De hecho, Pérez-Canto, de 22 años, ha experimentado las consecuencias de un aislamiento aéreo que se ha agudizado con el tiempo. En los cuatro años y medio que lleva viviendo en Cali, donde estudia psicología, ha cultivado la costumbre de visitar a su familia en Valencia, a dos horas por tierra de Caracas.

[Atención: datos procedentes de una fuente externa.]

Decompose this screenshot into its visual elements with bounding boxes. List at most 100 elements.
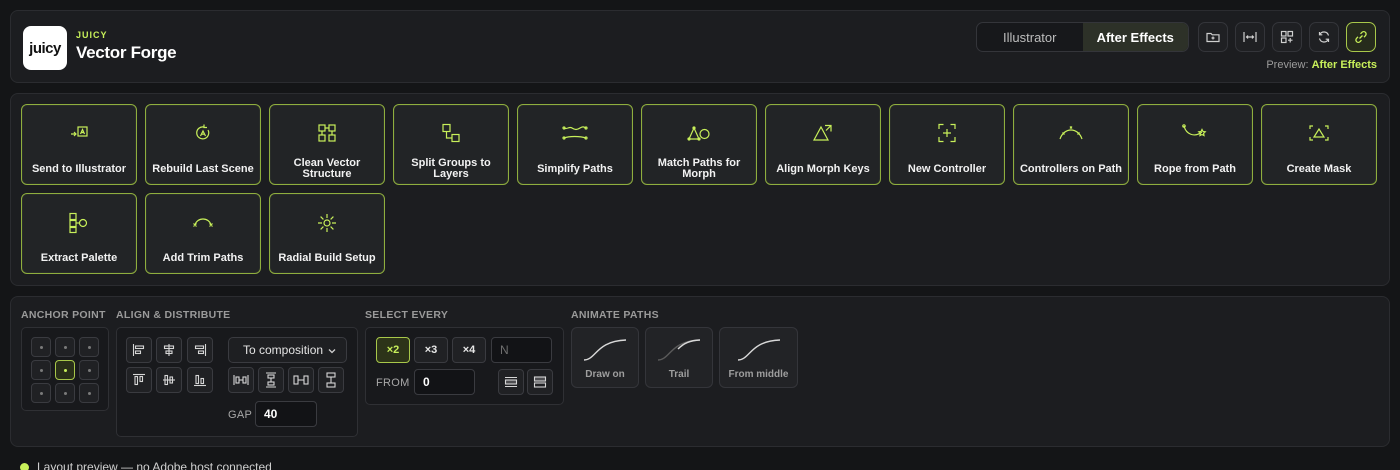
new-controller-button[interactable]: New Controller [889, 104, 1005, 185]
anchor-middle-right[interactable] [79, 360, 99, 380]
select-every-3-button[interactable]: ×3 [414, 337, 448, 363]
anchor-bottom-left[interactable] [31, 383, 51, 403]
anchor-top-center[interactable] [55, 337, 75, 357]
anchor-top-right[interactable] [79, 337, 99, 357]
select-rows-icon [504, 376, 518, 388]
create-mask-button[interactable]: Create Mask [1261, 104, 1377, 185]
align-distribute-label: ALIGN & DISTRIBUTE [116, 309, 231, 321]
space-horizontal-button[interactable] [288, 367, 314, 393]
align-relative-value: To composition [243, 343, 324, 357]
layout-button[interactable] [1272, 22, 1302, 52]
draw-on-button[interactable]: Draw on [571, 327, 639, 388]
anchor-bottom-right[interactable] [79, 383, 99, 403]
send-to-illustrator-button[interactable]: Send to Illustrator [21, 104, 137, 185]
rope-path-icon [1182, 124, 1207, 137]
tools-panel: ANCHOR POINT ALIGN & DISTRIBUTE To compo… [10, 296, 1390, 447]
space-h-icon [293, 375, 309, 385]
from-label: FROM [376, 377, 410, 389]
align-top-button[interactable] [126, 367, 152, 393]
anchor-middle-left[interactable] [31, 360, 51, 380]
extract-palette-icon [69, 212, 88, 234]
fit-width-button[interactable] [1235, 22, 1265, 52]
action-label: Align Morph Keys [776, 162, 870, 175]
distribute-h-icon [233, 375, 249, 385]
link-button[interactable] [1346, 22, 1376, 52]
split-groups-icon [442, 123, 460, 143]
rebuild-last-scene-button[interactable]: Rebuild Last Scene [145, 104, 261, 185]
trail-curve-icon [657, 339, 701, 361]
align-morph-keys-button[interactable]: Align Morph Keys [765, 104, 881, 185]
action-label: Simplify Paths [537, 162, 613, 175]
tab-after-effects[interactable]: After Effects [1082, 23, 1188, 51]
split-groups-to-layers-button[interactable]: Split Groups to Layers [393, 104, 509, 185]
rope-from-path-button[interactable]: Rope from Path [1137, 104, 1253, 185]
extract-palette-button[interactable]: Extract Palette [21, 193, 137, 274]
select-apply-button[interactable] [498, 369, 524, 395]
from-middle-label: From middle [728, 369, 789, 380]
align-horizontal-center-button[interactable] [156, 337, 182, 363]
distribute-v-icon [266, 372, 276, 388]
action-label: Extract Palette [40, 251, 118, 264]
trail-button[interactable]: Trail [645, 327, 713, 388]
align-left-button[interactable] [126, 337, 152, 363]
animate-paths-label: ANIMATE PATHS [571, 309, 659, 321]
align-vertical-center-button[interactable] [156, 367, 182, 393]
select-every-2-button[interactable]: ×2 [376, 337, 410, 363]
anchor-point-label: ANCHOR POINT [21, 309, 106, 321]
align-top-icon [133, 373, 145, 386]
action-label: Create Mask [1286, 162, 1352, 175]
new-controller-icon [938, 123, 956, 143]
anchor-bottom-center[interactable] [55, 383, 75, 403]
radial-build-setup-button[interactable]: Radial Build Setup [269, 193, 385, 274]
action-label: Clean Vector Structure [293, 157, 361, 180]
brand-name: JUICY [76, 30, 108, 40]
clean-structure-icon [318, 124, 336, 142]
select-invert-button[interactable] [527, 369, 553, 395]
refresh-icon [1318, 31, 1330, 43]
align-bottom-button[interactable] [187, 367, 213, 393]
anchor-point-grid [21, 327, 109, 411]
align-center-h-icon [163, 344, 175, 356]
controllers-on-path-button[interactable]: Controllers on Path [1013, 104, 1129, 185]
rebuild-icon [196, 124, 210, 140]
preview-prefix: Preview: [1266, 59, 1309, 71]
trim-paths-icon [193, 218, 213, 227]
distribute-vertical-button[interactable] [258, 367, 284, 393]
app-title: Vector Forge [76, 43, 177, 62]
refresh-button[interactable] [1309, 22, 1339, 52]
anchor-center[interactable] [55, 360, 75, 380]
draw-on-label: Draw on [585, 369, 625, 380]
space-v-icon [326, 372, 336, 388]
align-right-button[interactable] [187, 337, 213, 363]
simplify-paths-button[interactable]: Simplify Paths [517, 104, 633, 185]
action-label: Controllers on Path [1019, 162, 1123, 175]
link-icon [1355, 31, 1367, 43]
simplify-paths-icon [562, 126, 588, 140]
distribute-horizontal-button[interactable] [228, 367, 254, 393]
gap-input[interactable]: 40 [255, 401, 317, 427]
from-middle-button[interactable]: From middle [719, 327, 798, 388]
action-label: Rebuild Last Scene [152, 162, 254, 175]
select-every-4-button[interactable]: ×4 [452, 337, 486, 363]
space-vertical-button[interactable] [318, 367, 344, 393]
chevron-down-icon [328, 349, 336, 354]
preview-value: After Effects [1311, 59, 1377, 71]
open-folder-button[interactable] [1198, 22, 1228, 52]
action-label: Match Paths for Morph [657, 157, 741, 180]
match-paths-for-morph-button[interactable]: Match Paths for Morph [641, 104, 757, 185]
align-center-v-icon [163, 374, 175, 386]
anchor-top-left[interactable] [31, 337, 51, 357]
select-every-custom-input[interactable]: N [491, 337, 552, 363]
from-input[interactable]: 0 [414, 369, 475, 395]
align-relative-select[interactable]: To composition [228, 337, 347, 363]
clean-vector-structure-button[interactable]: Clean Vector Structure [269, 104, 385, 185]
preview-indicator: Preview: After Effects [1266, 59, 1377, 71]
send-to-illustrator-icon [71, 126, 88, 137]
match-paths-icon [687, 126, 710, 141]
tab-illustrator[interactable]: Illustrator [977, 23, 1083, 51]
align-morph-icon [812, 124, 832, 141]
status-dot [20, 462, 29, 470]
action-label: Split Groups to Layers [411, 157, 491, 180]
add-trim-paths-button[interactable]: Add Trim Paths [145, 193, 261, 274]
align-bottom-icon [194, 374, 206, 387]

Sin embargo, en las vacaciones de junio no lo hará, pues Avianca, la aerolínea por la que usualmente se desplaza, suspendió el itinerario hacia allá, con lo cual le tocaría aterrizar en Caracas y de ahí hacer el recorrido por tierra hacia su ciudad natal. Y ese es solo uno de los 14 vuelos semanales que recortó la aerolínea desde marzo. Hoy solo conserva 7.
Según Pérez-Canto, ahí no para todo, pues ya en Venezuela las aerolíneas no ofrecen tiquetes con más de 3 semanas de anticipación y los ponen más caros.
De acuerdo con Pérez-Canto, hace tres meses un vuelo entre Caracas y Europa valía 17.000 bolívares y hoy ronda los 30.000.
“Supuestamente no hay pasajes y lo que se escucha es que la gente se monta y ven que los aviones se van vacíos”, dice.